Brenda Shaffer of the Washington Institute for Near East Policy calls Russia and Iran “partners in need,” motivated mainly by three ends: curbing U.S. influence, maintaining a multipolar world, and undermining U.S. efforts to sideline both states (take, for example, the new Baku-Tbilisi-Ceyhan pipeline which skirts both Iran and Russia). Yet Michael Eisenstadt, writing in Arms Control Today, says cooperation between the two countries “is driven as much by fear and mistrust as it is by opportunism and shared interests.” Regardless, closer Russia-Iran ties pose challenges to peace in the Middle East, analysts say, especially if Iran goes nuclear over the next decade.

Russia maintains Tehran’s nuclear program is peaceful and poses no threat to Iran’s neighbors (Reuters), much less to the United States. Yet Mohamed ElBaradei, director general of the International Atomic Energy Agency, says his agency is still “unable to confirm the peaceful nature of Iran´s nuclear program.” Moscow continues to voice its opposition to sanctions not only out of economic interest but also on the grounds that, as an instrument of diplomacy, their track record is suspect.

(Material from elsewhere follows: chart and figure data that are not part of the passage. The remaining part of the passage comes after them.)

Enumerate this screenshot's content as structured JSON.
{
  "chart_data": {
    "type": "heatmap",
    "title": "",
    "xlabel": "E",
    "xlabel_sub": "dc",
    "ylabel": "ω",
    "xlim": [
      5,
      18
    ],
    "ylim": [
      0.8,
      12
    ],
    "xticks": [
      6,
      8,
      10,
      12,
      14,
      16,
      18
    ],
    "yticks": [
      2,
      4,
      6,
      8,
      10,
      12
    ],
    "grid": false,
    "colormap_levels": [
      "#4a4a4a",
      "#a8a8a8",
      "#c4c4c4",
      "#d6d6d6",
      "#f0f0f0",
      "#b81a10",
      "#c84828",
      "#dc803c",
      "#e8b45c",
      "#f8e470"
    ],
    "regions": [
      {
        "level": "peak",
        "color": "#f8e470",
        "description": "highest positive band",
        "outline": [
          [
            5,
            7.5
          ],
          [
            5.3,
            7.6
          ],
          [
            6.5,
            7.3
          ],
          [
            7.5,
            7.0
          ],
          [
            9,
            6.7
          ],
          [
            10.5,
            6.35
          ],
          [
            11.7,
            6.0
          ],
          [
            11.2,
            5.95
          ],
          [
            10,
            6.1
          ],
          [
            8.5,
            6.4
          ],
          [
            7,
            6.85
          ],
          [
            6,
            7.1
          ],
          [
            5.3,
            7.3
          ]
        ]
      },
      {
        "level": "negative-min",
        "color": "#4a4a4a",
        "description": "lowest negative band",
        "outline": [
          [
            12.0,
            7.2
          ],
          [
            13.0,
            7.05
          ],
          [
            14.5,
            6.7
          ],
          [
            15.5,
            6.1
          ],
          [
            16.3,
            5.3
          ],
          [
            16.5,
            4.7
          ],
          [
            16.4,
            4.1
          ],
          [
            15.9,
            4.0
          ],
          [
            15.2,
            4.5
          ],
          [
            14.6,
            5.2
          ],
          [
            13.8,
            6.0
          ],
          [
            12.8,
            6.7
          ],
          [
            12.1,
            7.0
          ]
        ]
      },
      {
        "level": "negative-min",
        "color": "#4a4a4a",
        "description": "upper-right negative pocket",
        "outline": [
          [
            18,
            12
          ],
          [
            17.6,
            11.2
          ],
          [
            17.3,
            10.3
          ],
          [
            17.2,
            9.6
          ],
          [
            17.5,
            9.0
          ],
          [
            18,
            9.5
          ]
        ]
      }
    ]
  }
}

The most recent draft proposal before the Security Council calls for a ban on Iranian students of nuclear physics from studying abroad and denies visas to Iranian nuclear scientists (IANS). Yet Daniel Pipes, director of the Middle East Forum, calls these efforts “feeble” (NYSun). Mohsen Sazegara, a U.S.-based Iranian dissident, suggests tough talk and smart sanctions are in order. “The most important thing for the international community is to talk to the regime of Iran firmly and strongly,” he told CFR.org. Meanwhile, CFR Senior Fellow Max Boot says only sanctions against Iranian exports of crude would cripple the regime in Tehran but that “would require a concerted international effort. Don’t hold your breath” (LAT). Instead, he proposes a “soft” approach that includes, among other things, reestablishing an American embassy in Tehran in exchange for a suspension of Iran’s nuclear program.